Abstract
With around 20–40% of our bodyweight, skeletal muscles are the biggest organ complex of the human body. Being a metabolic active tissue, muscle mass, function and fibertype composition is highly regulated in a tight spatial-temporal manner. In geriatric patients, it is essentially important to understand the underlying mechanisms of the age related losses of fiber size and total number of fibers, as well as fibertype shifting.
To date, there have been few studies dealing with gene expression profiling of skeletal muscles, mostly focusing on age related differences in whole-muscle specimen. Being carried out on mouse or rat limb muscles, most other studies do not represent the conditions of human muscle, due to the differences in fibertype composition. Our study provides a fibertype-specific approach for whole-genome expression analysis in human skeletal muscle.
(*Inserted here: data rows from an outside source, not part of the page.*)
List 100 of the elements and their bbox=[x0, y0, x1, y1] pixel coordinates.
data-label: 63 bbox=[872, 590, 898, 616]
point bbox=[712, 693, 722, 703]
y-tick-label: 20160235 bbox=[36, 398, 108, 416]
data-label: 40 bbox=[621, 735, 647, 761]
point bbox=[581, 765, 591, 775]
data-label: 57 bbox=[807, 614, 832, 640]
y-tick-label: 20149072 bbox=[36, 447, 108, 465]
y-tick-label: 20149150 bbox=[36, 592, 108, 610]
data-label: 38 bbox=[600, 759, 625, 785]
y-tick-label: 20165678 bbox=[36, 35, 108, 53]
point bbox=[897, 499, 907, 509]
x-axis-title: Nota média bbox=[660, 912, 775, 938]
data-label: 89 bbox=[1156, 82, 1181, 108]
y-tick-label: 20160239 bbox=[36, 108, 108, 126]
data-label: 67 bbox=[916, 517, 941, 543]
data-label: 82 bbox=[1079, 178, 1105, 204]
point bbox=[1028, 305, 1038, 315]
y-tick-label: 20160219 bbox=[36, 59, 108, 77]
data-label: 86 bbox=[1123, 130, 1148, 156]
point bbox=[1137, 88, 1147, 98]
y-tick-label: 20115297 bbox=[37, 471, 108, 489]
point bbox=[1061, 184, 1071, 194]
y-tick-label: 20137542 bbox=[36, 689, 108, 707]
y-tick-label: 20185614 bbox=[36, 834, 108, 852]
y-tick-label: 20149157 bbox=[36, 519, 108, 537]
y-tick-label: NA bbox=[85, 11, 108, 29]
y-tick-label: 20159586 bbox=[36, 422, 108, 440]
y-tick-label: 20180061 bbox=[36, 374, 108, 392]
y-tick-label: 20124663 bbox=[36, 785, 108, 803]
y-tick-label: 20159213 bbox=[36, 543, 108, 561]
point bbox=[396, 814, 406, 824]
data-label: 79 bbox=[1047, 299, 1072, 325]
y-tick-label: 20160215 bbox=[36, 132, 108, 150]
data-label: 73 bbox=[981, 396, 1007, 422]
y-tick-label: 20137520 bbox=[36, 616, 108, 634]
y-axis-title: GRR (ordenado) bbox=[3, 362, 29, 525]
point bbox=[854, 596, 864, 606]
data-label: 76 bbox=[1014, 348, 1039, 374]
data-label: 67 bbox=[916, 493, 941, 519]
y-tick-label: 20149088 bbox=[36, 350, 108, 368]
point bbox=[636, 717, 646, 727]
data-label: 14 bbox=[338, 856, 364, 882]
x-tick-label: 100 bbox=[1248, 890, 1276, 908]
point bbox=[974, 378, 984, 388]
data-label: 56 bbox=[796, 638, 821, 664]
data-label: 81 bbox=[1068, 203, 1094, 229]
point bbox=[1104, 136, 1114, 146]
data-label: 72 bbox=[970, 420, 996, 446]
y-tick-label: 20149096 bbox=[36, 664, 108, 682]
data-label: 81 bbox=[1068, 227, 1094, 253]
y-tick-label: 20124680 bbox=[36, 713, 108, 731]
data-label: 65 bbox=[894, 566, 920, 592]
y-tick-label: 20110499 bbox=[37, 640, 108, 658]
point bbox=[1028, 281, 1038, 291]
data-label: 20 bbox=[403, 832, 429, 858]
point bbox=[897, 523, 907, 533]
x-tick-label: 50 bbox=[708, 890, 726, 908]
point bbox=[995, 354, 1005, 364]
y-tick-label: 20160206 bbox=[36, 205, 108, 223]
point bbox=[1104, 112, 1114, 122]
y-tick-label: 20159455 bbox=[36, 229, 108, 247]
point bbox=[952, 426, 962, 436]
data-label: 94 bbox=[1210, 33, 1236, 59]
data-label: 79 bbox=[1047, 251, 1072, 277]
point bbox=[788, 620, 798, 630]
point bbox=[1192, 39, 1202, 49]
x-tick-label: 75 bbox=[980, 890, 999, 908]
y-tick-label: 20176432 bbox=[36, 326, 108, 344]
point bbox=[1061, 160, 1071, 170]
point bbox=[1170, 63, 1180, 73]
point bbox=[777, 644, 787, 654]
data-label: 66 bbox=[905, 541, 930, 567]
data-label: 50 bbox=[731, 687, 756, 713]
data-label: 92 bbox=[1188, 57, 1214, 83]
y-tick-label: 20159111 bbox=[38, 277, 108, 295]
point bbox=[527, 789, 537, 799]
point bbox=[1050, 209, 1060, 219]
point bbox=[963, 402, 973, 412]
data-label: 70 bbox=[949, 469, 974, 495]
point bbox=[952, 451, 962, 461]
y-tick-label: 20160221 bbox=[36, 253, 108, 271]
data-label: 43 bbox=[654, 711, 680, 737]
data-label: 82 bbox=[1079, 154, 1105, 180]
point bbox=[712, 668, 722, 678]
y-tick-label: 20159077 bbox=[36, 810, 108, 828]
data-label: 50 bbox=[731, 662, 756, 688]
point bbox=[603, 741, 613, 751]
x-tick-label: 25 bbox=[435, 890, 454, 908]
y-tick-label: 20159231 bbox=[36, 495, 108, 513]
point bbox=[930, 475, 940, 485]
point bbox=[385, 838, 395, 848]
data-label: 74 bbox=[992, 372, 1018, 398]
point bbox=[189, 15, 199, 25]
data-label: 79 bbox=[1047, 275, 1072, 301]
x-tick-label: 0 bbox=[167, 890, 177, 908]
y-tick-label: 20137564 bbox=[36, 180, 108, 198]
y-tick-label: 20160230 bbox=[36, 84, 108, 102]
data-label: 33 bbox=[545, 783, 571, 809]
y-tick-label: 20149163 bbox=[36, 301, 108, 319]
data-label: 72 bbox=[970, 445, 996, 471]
22 fresh frozen biceps brachii and quadriceps femoris muscle samples were acquired from the muscle bank of the Friedrich-Baur-Institut, Department of Neurology, Ludwig-Maximilians-University, Munich, Germany. Consecutive cross-sections were used for immunohistochemical myosine-heavy-chain-staining and individual fibers were acquired by laser-capture-microdissection. Around 100 cells of each fibertype of each biopsy were dissected, reversely transcribed, pre-amplified and labeled for microarray analysis. Fiber type-specific gene expression was analyzed with ANOVA. Correction for multiple testing was performed using the Benjamini-Hochberg procedure with a conservative threshold and the pathway analysis was carried out using the Ingenuity Pathway Analysis program (QIAGEN).
By comparing type I vs. type IIa, type I vs. type IIx and type IIa vs. type IIx, we could identify 2855, 2865 and 510 differentially expressed genes. As expected, many differentially regulated genes belong to functional groups like cytoskeleton, muscle contraction and energy metabolism, proving the feasibility of our study. However, many genes that are involved in the response to oxidative stress were also differently regulated, showing distinct mechanisms of the different fiber types, of coping with oxidative stress. In consensus with available literature, the relative proportion of type I fibers seemed to increase with age. Despite higher levels of oxidative stress, type I fibers seem to have more efficient antioxidative mechanisms in comparison to type IIa and IIx fibers, which might explain the higher vulnerability of members of the type II family to oxidative stress. Furthermore, genes that are involved in fibertype specification were also regulated differently. However, we could not verify an age-specific activation of pathways involved in fibertype shifting. Whether fibertype shifting is solely due to disproportionate loss of type II fibers, or also in vivo - transdifferentiation of fibers, has to be investigated further.